Duck boat captain in fatal capsizing indicted on 17 felony counts
12:13 PM, Nov 8, 2018
2:47 PM, Nov 8, 2018
The captain of a duck boat that capsized in July on a Missouri lake, killing 17 people, has been indicted by a federal grand jury in connection with the wreck.
Kenneth Scott McKee, 51, faces 17 counts related to "acts of misconduct, negligence or inattention to duty," one for each victim, according to the indictment, which was announced Thursday by the US Attorney for the Western District of Missouri, Tim Garrison.
The violations are colloquially known as "seaman's manslaughter," Garrison said.
A federal grand jury found that McKee failed to properly assess incoming weather before and while he put the vessel in the water, entered the vessel on the water as severe weather approached, failed to instruct passengers to put on personal flotation devices and operated the duck boat in violation of its conditions and limitations, among other acts, according to the indictment.

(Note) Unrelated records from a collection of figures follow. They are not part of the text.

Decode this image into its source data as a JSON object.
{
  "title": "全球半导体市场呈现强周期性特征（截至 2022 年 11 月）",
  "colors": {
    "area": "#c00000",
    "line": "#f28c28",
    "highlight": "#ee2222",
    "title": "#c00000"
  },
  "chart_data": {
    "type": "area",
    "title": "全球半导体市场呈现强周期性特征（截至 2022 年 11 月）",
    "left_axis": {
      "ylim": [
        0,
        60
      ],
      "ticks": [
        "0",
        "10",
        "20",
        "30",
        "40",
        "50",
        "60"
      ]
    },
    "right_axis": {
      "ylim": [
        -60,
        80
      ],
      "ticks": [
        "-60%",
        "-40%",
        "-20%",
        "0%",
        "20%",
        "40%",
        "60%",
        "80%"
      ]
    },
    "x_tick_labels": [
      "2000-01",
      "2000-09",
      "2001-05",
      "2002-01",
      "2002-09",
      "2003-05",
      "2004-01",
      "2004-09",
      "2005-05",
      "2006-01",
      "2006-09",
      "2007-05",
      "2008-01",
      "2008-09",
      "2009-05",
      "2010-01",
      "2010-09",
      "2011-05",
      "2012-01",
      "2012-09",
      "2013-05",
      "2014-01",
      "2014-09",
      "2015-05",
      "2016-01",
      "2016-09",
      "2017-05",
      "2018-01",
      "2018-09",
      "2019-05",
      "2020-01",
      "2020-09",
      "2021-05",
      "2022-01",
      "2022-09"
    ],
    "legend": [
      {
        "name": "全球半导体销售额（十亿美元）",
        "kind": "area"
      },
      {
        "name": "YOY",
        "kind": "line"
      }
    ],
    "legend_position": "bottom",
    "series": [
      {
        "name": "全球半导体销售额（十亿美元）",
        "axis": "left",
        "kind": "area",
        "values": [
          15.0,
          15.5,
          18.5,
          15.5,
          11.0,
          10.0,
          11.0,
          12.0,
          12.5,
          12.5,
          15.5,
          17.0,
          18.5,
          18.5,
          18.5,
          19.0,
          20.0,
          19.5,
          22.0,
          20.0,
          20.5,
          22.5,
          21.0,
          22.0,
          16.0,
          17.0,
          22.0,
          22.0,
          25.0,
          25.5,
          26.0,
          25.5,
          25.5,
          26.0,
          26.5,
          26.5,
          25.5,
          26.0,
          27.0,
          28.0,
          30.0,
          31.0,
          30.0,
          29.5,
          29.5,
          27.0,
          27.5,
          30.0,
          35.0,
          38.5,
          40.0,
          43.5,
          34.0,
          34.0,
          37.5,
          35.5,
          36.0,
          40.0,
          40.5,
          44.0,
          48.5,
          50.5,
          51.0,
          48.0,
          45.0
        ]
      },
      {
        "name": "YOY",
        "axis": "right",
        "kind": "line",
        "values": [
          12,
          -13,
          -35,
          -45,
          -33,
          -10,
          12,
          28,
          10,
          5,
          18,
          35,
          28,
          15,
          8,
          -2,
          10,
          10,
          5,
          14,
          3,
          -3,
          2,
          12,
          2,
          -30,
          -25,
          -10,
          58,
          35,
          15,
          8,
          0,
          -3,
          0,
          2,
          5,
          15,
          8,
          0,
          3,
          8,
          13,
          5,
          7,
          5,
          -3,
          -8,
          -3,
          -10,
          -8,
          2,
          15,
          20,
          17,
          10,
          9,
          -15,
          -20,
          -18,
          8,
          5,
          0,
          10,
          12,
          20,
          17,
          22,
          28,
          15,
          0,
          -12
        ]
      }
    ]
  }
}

Ripley Entertainment, which runs the duck boat tours called Ride the Ducks Branson, did not immediately respond Thursday CNN's requests for comment. McKee's attorney, J.R. Hobbs, confirmed to CNN he is reviewing the indictment against his client but is not making any additional comment regarding the allegations.
McKee is not in custody, Garrison said, adding that the charges announced Thursday are the first criminal indictments related to the incident. The US attorney would not say whether McKee has been cooperating with the probe. Hobbs said he is in the process of scheduling an initial court appearance by McKee.

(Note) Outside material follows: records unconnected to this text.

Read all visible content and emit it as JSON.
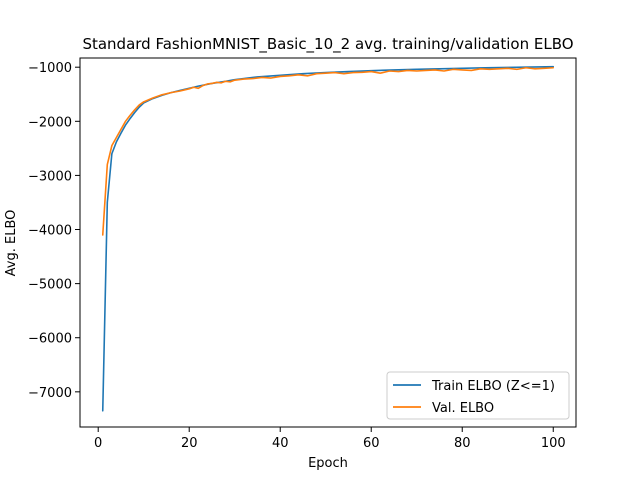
{
  "chart_data": {
    "type": "line",
    "title": "Standard FashionMNIST_Basic_10_2 avg. training/validation ELBO",
    "xlabel": "Epoch",
    "ylabel": "Avg. ELBO",
    "xlim": [
      -4,
      105
    ],
    "ylim": [
      -7650,
      -830
    ],
    "xticks": [
      0,
      20,
      40,
      60,
      80,
      100
    ],
    "yticks": [
      -7000,
      -6000,
      -5000,
      -4000,
      -3000,
      -2000,
      -1000
    ],
    "grid": false,
    "legend_position": "lower-right",
    "series": [
      {
        "name": "Train ELBO (Z<=1)",
        "color": "#1f77b4",
        "x": [
          1,
          2,
          3,
          4,
          5,
          6,
          7,
          8,
          9,
          10,
          12,
          14,
          16,
          18,
          20,
          22,
          25,
          28,
          30,
          35,
          40,
          45,
          50,
          55,
          60,
          65,
          70,
          75,
          80,
          85,
          90,
          95,
          100
        ],
        "y": [
          -7350,
          -3500,
          -2600,
          -2380,
          -2220,
          -2070,
          -1950,
          -1840,
          -1740,
          -1660,
          -1580,
          -1520,
          -1470,
          -1430,
          -1390,
          -1350,
          -1300,
          -1260,
          -1230,
          -1180,
          -1150,
          -1120,
          -1100,
          -1080,
          -1065,
          -1050,
          -1040,
          -1030,
          -1020,
          -1010,
          -1005,
          -998,
          -990
        ]
      },
      {
        "name": "Val. ELBO",
        "color": "#ff7f0e",
        "x": [
          1,
          2,
          3,
          4,
          5,
          6,
          7,
          8,
          9,
          10,
          12,
          14,
          16,
          18,
          20,
          21,
          22,
          23,
          24,
          25,
          26,
          27,
          28,
          29,
          30,
          32,
          34,
          36,
          38,
          40,
          42,
          44,
          46,
          48,
          50,
          52,
          54,
          56,
          58,
          60,
          62,
          64,
          66,
          68,
          70,
          72,
          74,
          76,
          78,
          80,
          82,
          84,
          86,
          88,
          90,
          92,
          94,
          96,
          98,
          100
        ],
        "y": [
          -4100,
          -2800,
          -2450,
          -2300,
          -2150,
          -2000,
          -1890,
          -1790,
          -1700,
          -1640,
          -1570,
          -1510,
          -1470,
          -1440,
          -1400,
          -1370,
          -1390,
          -1340,
          -1310,
          -1300,
          -1280,
          -1290,
          -1260,
          -1270,
          -1240,
          -1220,
          -1210,
          -1190,
          -1200,
          -1170,
          -1160,
          -1140,
          -1160,
          -1120,
          -1110,
          -1100,
          -1120,
          -1100,
          -1095,
          -1080,
          -1110,
          -1070,
          -1080,
          -1060,
          -1070,
          -1060,
          -1050,
          -1070,
          -1040,
          -1050,
          -1060,
          -1030,
          -1040,
          -1030,
          -1020,
          -1040,
          -1010,
          -1030,
          -1020,
          -1010
        ]
      }
    ]
  }
}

Survivor Tia Coleman, whose husband, three children and five other relatives were killed in the duck boat wreck, commended Garrison as the indictments were announced.
"While nothing can ever ease the grief in my heart, I am grateful that the US Attorney's Office is fighting for justice for my family, and the other victims, and is committed to holding fully accountable all those responsible for this tragedy," she said in a statement.
In case of a conviction, each count against McKee carries possible prison time of up to 10 years and a fine of as much as $250,000.
Captain's judgment of weather examined
McKee's actions related to the day's weather also have been scrutinized by the National Transportation Safety Board, which in July noted, "The captain made a verbal reference to looking at the weather radar prior to the trip," citing video recorded on the boat.